As the economy recovers, banks’ bad debt exposure goes down, and real estate markets eventually pick up, also working in the sector’s favour.

“Italy and Spain have come out of recession and will probably deliver the biggest ... (shift) from a very low level of growth to a higher level, and a very significant pick-up in earnings as well,” JPMorgan analyst Emmanuel Cau, said.

“Banks, which are the biggest weight, will be the driver of the upside (in Spain and Italy’s equity markets).”

On Spain’s IBEX, Bankinter and Banco Popular have leapt around 60 percent over the last six months, compared with an 18 percent rise on the benchmark.

Italian banks UBI Banca and BP Emilia jumped around 70 percent and 50 percent over the period, against a 17 percent rise on Milan’s FTSE MIB.

Yet Banco Popular or UBI Banca, for example, are still 75 percent and 50 percent respectively below levels seen before the euro zone crisis erupted in late 2009.

Banks account for 32 percent of the IBEX and 25 percent of the MIB. In contrast, a large chunk of the FTSE 100’s cyclical exposure comes from a 17 percent weighting of low ‘beta’ energy stocks, which stand to gain less when equity markets rise.

Mining shares, whose weakness in 2013 has extended into this year, account for another 8 percent weighting in the FTSE and their low earnings growth prospects have helped cap the overall outlook for UK equities.

SmartEstimate’s projected profit growth of 10.2 percent for UK companies over the next two years is below the average for Developed Europe at 13.6 percent, and far behind Spain and Italy, where earnings are set to grow by more than 20 percent.

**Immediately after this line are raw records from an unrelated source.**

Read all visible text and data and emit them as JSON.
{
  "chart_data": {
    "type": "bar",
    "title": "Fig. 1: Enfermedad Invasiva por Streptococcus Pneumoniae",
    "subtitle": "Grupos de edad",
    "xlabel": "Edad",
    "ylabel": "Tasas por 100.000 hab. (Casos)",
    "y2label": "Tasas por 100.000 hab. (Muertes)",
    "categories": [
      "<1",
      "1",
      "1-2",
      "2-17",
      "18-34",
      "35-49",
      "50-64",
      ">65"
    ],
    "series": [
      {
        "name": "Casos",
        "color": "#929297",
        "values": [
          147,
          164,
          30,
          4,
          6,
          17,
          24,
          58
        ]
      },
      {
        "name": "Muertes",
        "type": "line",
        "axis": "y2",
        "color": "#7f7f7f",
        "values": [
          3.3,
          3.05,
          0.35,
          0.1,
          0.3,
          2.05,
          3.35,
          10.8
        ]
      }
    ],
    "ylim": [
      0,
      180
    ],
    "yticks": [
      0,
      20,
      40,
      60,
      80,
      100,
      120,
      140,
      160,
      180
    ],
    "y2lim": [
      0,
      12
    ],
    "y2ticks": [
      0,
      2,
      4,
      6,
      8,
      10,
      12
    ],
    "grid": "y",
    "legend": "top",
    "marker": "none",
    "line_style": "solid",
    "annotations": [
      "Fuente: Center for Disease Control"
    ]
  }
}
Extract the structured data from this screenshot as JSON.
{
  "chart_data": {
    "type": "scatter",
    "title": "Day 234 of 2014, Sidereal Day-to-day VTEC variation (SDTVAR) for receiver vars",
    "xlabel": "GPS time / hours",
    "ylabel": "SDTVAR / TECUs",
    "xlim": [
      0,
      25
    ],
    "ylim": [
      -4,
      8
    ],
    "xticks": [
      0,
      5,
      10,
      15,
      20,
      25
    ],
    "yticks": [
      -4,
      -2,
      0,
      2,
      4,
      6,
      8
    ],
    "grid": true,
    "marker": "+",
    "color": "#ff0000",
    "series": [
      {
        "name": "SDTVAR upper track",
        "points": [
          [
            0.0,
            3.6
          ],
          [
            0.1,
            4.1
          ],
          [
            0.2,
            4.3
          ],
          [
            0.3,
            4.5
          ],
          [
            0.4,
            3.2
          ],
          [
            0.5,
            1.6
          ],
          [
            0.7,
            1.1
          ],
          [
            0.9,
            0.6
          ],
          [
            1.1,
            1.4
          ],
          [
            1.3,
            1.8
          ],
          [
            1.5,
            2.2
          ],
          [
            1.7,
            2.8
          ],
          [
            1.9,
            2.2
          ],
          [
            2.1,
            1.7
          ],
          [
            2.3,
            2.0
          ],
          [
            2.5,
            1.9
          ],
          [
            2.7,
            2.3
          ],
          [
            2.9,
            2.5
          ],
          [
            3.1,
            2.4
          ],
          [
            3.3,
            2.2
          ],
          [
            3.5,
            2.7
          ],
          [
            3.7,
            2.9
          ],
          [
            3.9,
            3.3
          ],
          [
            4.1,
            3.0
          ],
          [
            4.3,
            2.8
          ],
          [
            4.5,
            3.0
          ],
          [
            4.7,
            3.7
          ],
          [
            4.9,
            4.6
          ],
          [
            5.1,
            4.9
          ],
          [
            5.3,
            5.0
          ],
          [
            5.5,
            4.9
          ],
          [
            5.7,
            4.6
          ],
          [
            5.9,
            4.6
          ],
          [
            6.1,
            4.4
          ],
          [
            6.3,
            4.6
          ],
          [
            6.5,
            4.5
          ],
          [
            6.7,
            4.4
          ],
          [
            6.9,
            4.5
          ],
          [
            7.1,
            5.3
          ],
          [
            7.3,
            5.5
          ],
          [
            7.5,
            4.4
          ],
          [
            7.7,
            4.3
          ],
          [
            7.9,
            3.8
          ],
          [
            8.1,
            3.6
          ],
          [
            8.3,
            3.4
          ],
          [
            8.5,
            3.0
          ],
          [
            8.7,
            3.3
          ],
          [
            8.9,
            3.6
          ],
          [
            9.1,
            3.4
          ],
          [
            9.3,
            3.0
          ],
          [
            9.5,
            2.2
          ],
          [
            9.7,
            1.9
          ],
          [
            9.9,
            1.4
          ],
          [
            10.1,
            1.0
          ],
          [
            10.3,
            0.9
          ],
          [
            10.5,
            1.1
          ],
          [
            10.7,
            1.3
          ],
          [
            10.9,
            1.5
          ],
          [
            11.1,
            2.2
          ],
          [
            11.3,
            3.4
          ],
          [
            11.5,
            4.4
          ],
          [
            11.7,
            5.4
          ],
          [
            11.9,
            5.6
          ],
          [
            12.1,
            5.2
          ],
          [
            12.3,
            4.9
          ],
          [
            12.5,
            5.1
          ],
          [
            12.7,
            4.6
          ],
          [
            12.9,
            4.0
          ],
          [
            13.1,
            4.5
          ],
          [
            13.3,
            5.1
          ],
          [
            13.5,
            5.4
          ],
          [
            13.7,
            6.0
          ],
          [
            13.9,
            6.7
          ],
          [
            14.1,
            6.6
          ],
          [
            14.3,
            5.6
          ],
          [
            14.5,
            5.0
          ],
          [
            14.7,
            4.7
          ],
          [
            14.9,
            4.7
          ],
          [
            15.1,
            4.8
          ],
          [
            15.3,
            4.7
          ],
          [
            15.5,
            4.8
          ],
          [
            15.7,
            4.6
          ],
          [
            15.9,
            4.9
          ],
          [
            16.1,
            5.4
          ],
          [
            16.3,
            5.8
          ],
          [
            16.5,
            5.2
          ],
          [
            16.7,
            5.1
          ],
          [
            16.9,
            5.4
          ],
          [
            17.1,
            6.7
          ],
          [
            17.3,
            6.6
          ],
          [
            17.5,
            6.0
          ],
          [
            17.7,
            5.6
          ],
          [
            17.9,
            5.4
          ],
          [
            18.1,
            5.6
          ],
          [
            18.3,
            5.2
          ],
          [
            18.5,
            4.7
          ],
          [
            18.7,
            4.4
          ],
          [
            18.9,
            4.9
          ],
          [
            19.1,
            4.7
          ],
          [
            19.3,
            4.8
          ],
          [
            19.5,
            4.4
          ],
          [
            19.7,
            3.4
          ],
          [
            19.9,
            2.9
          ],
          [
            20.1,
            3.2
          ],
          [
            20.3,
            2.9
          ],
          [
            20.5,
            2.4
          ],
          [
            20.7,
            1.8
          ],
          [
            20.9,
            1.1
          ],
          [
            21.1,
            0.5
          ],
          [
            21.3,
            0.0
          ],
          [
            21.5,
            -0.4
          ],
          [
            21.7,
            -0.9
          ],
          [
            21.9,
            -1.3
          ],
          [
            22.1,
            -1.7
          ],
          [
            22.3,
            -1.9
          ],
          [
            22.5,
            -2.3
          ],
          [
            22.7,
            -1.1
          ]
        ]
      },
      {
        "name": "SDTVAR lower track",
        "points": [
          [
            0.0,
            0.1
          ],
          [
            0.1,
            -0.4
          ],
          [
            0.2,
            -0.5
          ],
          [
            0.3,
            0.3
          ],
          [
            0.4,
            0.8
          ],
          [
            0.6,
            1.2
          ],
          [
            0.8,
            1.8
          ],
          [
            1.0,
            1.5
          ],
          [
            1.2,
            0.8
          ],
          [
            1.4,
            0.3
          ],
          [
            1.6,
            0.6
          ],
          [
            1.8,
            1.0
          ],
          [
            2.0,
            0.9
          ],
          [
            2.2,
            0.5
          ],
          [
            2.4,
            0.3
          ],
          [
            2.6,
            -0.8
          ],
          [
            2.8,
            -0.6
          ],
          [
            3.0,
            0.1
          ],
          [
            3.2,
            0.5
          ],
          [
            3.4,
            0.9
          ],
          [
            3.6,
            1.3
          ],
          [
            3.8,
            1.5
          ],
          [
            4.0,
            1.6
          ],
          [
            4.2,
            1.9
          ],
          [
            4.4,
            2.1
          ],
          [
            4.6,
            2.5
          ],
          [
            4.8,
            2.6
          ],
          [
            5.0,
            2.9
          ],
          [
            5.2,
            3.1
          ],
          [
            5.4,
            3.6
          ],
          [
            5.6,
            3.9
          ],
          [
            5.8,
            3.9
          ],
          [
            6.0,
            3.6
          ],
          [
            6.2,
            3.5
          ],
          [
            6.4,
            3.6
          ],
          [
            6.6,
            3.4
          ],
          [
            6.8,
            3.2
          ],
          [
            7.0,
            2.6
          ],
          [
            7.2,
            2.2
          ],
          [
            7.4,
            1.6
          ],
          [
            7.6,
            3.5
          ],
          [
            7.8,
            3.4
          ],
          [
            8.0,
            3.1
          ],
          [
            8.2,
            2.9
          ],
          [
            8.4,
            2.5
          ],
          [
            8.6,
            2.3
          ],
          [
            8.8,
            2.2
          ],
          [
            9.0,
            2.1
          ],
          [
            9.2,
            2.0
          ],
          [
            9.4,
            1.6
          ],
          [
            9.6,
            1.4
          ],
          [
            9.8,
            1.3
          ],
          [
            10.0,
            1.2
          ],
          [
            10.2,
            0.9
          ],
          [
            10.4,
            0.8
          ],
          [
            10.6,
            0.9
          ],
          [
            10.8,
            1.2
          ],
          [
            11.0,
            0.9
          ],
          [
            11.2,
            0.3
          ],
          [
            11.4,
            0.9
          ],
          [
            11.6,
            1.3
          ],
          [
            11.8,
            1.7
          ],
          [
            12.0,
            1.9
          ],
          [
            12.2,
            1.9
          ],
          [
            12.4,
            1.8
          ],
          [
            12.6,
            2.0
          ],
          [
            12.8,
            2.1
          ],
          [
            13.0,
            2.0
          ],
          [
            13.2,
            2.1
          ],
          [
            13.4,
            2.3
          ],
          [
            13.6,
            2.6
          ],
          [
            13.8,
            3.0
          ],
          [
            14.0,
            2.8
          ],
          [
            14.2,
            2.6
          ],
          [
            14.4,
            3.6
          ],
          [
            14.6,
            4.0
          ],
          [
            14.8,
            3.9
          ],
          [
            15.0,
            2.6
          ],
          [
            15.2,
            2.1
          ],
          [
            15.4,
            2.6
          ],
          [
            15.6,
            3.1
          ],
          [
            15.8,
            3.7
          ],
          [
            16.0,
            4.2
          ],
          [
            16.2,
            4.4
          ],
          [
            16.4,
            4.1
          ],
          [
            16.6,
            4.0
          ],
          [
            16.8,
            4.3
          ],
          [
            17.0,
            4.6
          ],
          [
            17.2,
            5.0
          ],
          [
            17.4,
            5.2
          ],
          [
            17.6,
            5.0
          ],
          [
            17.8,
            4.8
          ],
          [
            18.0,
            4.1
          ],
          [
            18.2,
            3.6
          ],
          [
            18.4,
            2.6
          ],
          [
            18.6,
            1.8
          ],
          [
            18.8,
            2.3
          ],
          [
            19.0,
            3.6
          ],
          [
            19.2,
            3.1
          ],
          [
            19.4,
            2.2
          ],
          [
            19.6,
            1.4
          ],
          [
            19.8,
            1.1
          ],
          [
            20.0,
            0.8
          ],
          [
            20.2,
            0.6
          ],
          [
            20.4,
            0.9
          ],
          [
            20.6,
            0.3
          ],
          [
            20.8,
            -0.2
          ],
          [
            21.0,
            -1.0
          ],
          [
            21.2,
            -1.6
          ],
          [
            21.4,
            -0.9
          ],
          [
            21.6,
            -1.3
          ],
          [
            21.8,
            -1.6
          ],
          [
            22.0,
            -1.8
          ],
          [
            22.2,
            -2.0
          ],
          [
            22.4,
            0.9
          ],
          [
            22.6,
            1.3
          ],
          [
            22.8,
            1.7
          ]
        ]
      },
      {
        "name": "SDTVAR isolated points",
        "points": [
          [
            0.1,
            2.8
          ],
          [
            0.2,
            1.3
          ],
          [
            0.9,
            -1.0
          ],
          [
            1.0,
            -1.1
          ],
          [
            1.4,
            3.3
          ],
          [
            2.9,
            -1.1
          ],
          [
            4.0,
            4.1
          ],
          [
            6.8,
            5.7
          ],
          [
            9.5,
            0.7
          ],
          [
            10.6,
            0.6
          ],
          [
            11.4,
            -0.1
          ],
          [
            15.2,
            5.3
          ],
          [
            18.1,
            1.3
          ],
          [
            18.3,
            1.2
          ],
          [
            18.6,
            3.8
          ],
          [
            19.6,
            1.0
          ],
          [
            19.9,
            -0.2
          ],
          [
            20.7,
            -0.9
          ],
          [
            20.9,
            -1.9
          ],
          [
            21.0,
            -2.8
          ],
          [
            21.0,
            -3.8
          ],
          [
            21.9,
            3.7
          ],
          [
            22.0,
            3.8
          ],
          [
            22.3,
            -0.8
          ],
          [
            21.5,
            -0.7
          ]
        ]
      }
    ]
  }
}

That means equity markets in Spain and Italy still look cheap even if valuations for the IBEX and the FTSE MIB have risen to 15.5 times and 13.3 times respectively on a 12-month forward price/earnings basis - against their 10-year averages of 11.7 times and 10.4 times.

France’s CAC index has average earnings growth potential, but it has one of the lowest proportions of cyclical stocks among Europe’s major indexes, at 68 percent.


Equity strategists at UBS, seeking to lift their cyclical exposure, recently downgraded their view on the UK to “small underweight” relative to their benchmark, preferring Japan and continental Europe.

The bank is also “underweight” defensive consumer staples, which account for more than 14 percent of the FTSE 100.

This dwarfs the IBEX’s exposure, at 1.3 percent, as well as the DAX and FTSE MIB at around 5 percent each.

Defensive stocks, whose earnings are reliable because they sell essentials, include Unilever, whose brands include Lipton tea and Dove soap, and drugmaker GlaxoSmithKline.

“We’re certainly more cautious on the UK market compared to other European markets given the make-up of the index - there are greater defensive plays in there compared to European markets,” Barclays strategist Henk Potts, said.

“Better news on growth, a continuation of reforms and accommodative European Central Bank policy should create a stronger earnings growth profile for European companies,” he said.